What steps will reproduce the problem?
1. Edit something, create a review.
2. Edit something more, upload another diff to that review
3. Edit something in another workingcopy, commit it; same files as some of the edits above, no conflicting changes to your other edits.
4. Update the working copy with the edits (-> no conflict...) 
5. Edit something more in the first working copy, upload another diff to that review.
6. Now view the incremental diff r2->r3
7. you will also find the commits done meanwhile in the changeset highlighted.

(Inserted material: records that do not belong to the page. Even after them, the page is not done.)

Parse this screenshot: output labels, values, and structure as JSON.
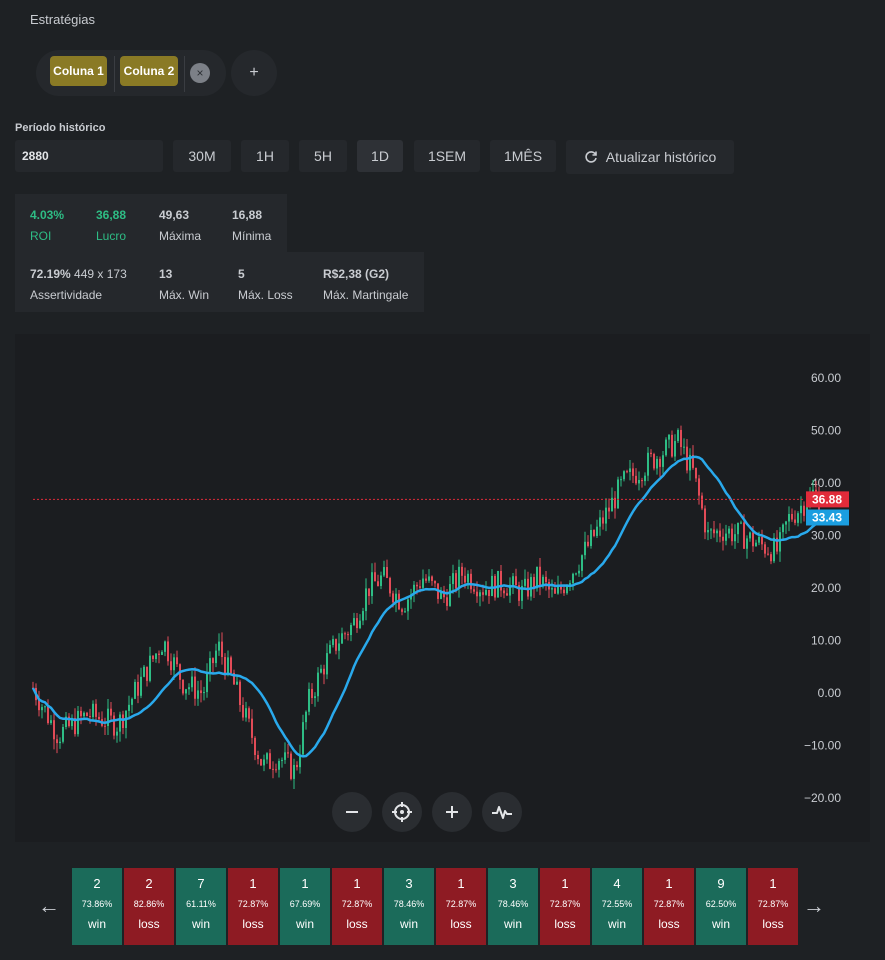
{
  "section_title": "Estratégias",
  "chips": [
    {
      "label": "Coluna 1"
    },
    {
      "label": "Coluna 2"
    }
  ],
  "chip_close": "×",
  "chip_add": "+",
  "period": {
    "label": "Período histórico",
    "value": "2880"
  },
  "ranges": [
    "30M",
    "1H",
    "5H",
    "1D",
    "1SEM",
    "1MÊS"
  ],
  "active_range": "1D",
  "refresh_label": "Atualizar histórico",
  "stats": {
    "roi": {
      "value": "4.03%",
      "label": "ROI"
    },
    "lucro": {
      "value": "36,88",
      "label": "Lucro"
    },
    "maxima": {
      "value": "49,63",
      "label": "Máxima"
    },
    "minima": {
      "value": "16,88",
      "label": "Mínima"
    },
    "assertividade": {
      "value": "72.19%",
      "extra": "449 x 173",
      "label": "Assertividade"
    },
    "max_win": {
      "value": "13",
      "label": "Máx. Win"
    },
    "max_loss": {
      "value": "5",
      "label": "Máx. Loss"
    },
    "max_martingale": {
      "value": "R$2,38 (G2)",
      "label": "Máx. Martingale"
    }
  },
  "chart_data": {
    "type": "line",
    "y_ticks": [
      "60.00",
      "50.00",
      "40.00",
      "30.00",
      "20.00",
      "10.00",
      "0.00",
      "−10.00",
      "−20.00"
    ],
    "ylim": [
      -20,
      60
    ],
    "price_label": "36.88",
    "ma_label": "33.43",
    "current_price": 36.88,
    "current_ma": 33.43,
    "colors": {
      "up": "#2ebd85",
      "down": "#e24b57",
      "ma": "#29a9ec",
      "price_line": "#e02b3a",
      "ma_tag": "#1b9ee0"
    }
  },
  "results": [
    {
      "n": "2",
      "p": "73.86%",
      "o": "win"
    },
    {
      "n": "2",
      "p": "82.86%",
      "o": "loss"
    },
    {
      "n": "7",
      "p": "61.11%",
      "o": "win"
    },
    {
      "n": "1",
      "p": "72.87%",
      "o": "loss"
    },
    {
      "n": "1",
      "p": "67.69%",
      "o": "win"
    },
    {
      "n": "1",
      "p": "72.87%",
      "o": "loss"
    },
    {
      "n": "3",
      "p": "78.46%",
      "o": "win"
    },
    {
      "n": "1",
      "p": "72.87%",
      "o": "loss"
    },
    {
      "n": "3",
      "p": "78.46%",
      "o": "win"
    },
    {
      "n": "1",
      "p": "72.87%",
      "o": "loss"
    },
    {
      "n": "4",
      "p": "72.55%",
      "o": "win"
    },
    {
      "n": "1",
      "p": "72.87%",
      "o": "loss"
    },
    {
      "n": "9",
      "p": "62.50%",
      "o": "win"
    },
    {
      "n": "1",
      "p": "72.87%",
      "o": "loss"
    }
  ]
}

What is the expected output? What do you see instead?
Only changes uploaded with patches should be shown.
david
#1 david
There's nothing we can do here. If you need to avoid this, the best way is to avoid syncing before you post your r3 diff.
#2 o3s****@gmai***** (Google Code) (Is this you? Claim this profile.)
hm, we don't "sync" since we use it on an SVN backend; and as other work goes on SVN marches forward.

and even using git or something else, stopping to work on other topics (so... post new reviews where you need newer revisions as base for?) isn't a real option.

Shouldn't the solution be that reviewboard remembers the actual revision at the post of r1 for its ongoing work, and base on this to create its new delta diffs?
david
#3 david
The problem is that if a new revision of the diff comes off a different revision of the code, there's no way for us to know if it'll apply cleanly on top of what r1 was based on (and if the files themselves have changed in between, where you're seeing changes in the interdiff, it probably won't).

What I mean about making sure you don't sync is that you base your updated diff off the same revision of the code as the first revision. With svn you can do this by updating your checkout to that revision (svn update -r <rev>), and with git you can just avoid rebasing your branch, and then post-review with --parent set to the parent of the change (assuming master has been updated).